In sostanza, riteniamo che l’AS nei CAS – stando sull’intersezione tra le situazioni reali, con le tremende complessità che le caratterizzano, e le cattive politiche che avrebbero la pretesa di governarle – abbia concrete possibilità per svolgere una funzione antioppressiva:
- se mette in atto un ascolto attivo ed empatico, uno spazio fisico e mentale sicuro in cui le persone possono raccontare le proprie esperienze senza paura di essere giudicate o etichettate;
- se, a partire da questo ascolto, realizza una valutazione personalizzata, tenendo conto del contesto sociale e culturale della persona, superando standard o protocolli rigidi;
- se, di conseguenza, riesce a mettere in atto un’azione concertativa, in ambito di educazione degli adulti e andragogia, per coinvolgere la persona beneficiaria nel processo decisionale, offrendo sostegno e risorse per raggiungere i suoi obiettivi e bisogni.
Una pratica antioppressiva così coniugata libera l’AS da un ruolo strumentale di controllo sociale, una sorta di “liquidatore fallimentare” dell’esistente che dà per scontate le diverse forme di discriminazione. E lo colloca come protagonista nella costruzione di nuove politiche migratorie che vedano al centro le persone, i luoghi, le comunità.

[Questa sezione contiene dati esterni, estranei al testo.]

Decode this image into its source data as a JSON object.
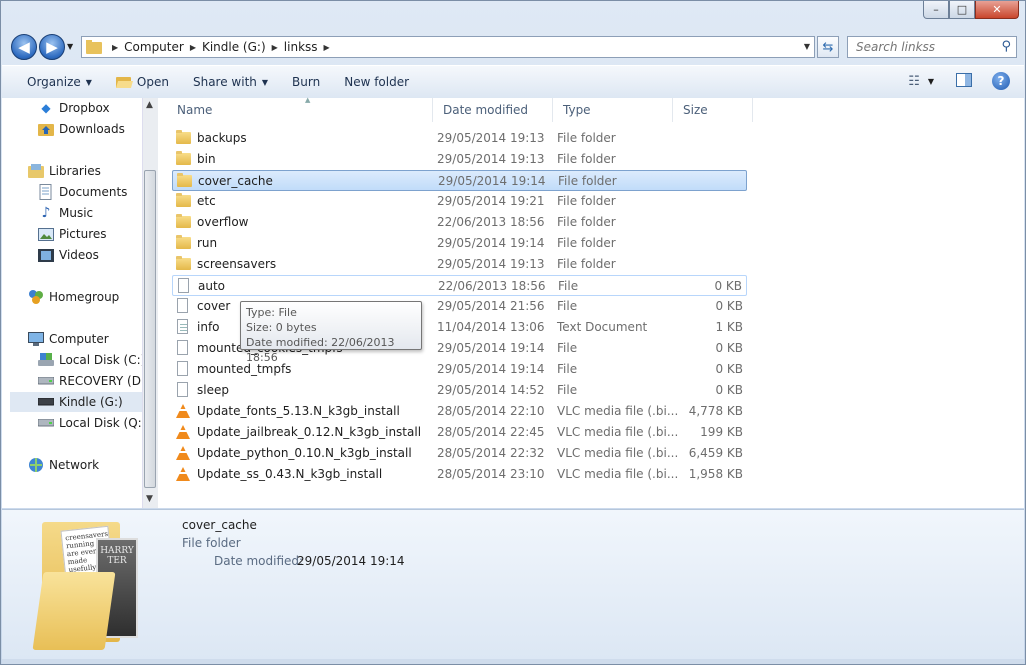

In questo senso si può utilmente impiegare la nostra “bussola” A.T.E.N.A. (Accoglienza – Accompagnamento, Tempo, Empowerment, Network, Advocacy) per la promozione della giustizia sociale e sostenere le persone migranti nella lotta per i propri diritti e per un accesso equo alle risorse e alle opportunità.
- Vedi anche Parte I e Parte II
- Gli studi sulla professionalità dell’AS sono oggi improntati ad interpretare i mutamenti connessi all’evolversi dei problemi sociali e – contestualmente – all’espandersi di politiche sociali fortemente condizionate da logiche proprie delle economie neoliberiste. Serve quindi una profonda e diffusa ricerca etnografica che affronti come, nelle pratiche quotidiane, l’AS sia, possa essere, protagonista di un lavoro sociale sempre più competente nelle sfide poste dal confronto con culture “altre” (Riva,2014).
- Per esempio, tutti attribuiamo a un dato simbolo un valore numerico e in questo modo possiamo ‘’fare’’ la matematica e darla come regola. Se tra due individui la mediazione non è condivisa, il significato del simbolo stesso decade e la comunità si disgrega, la società collassa.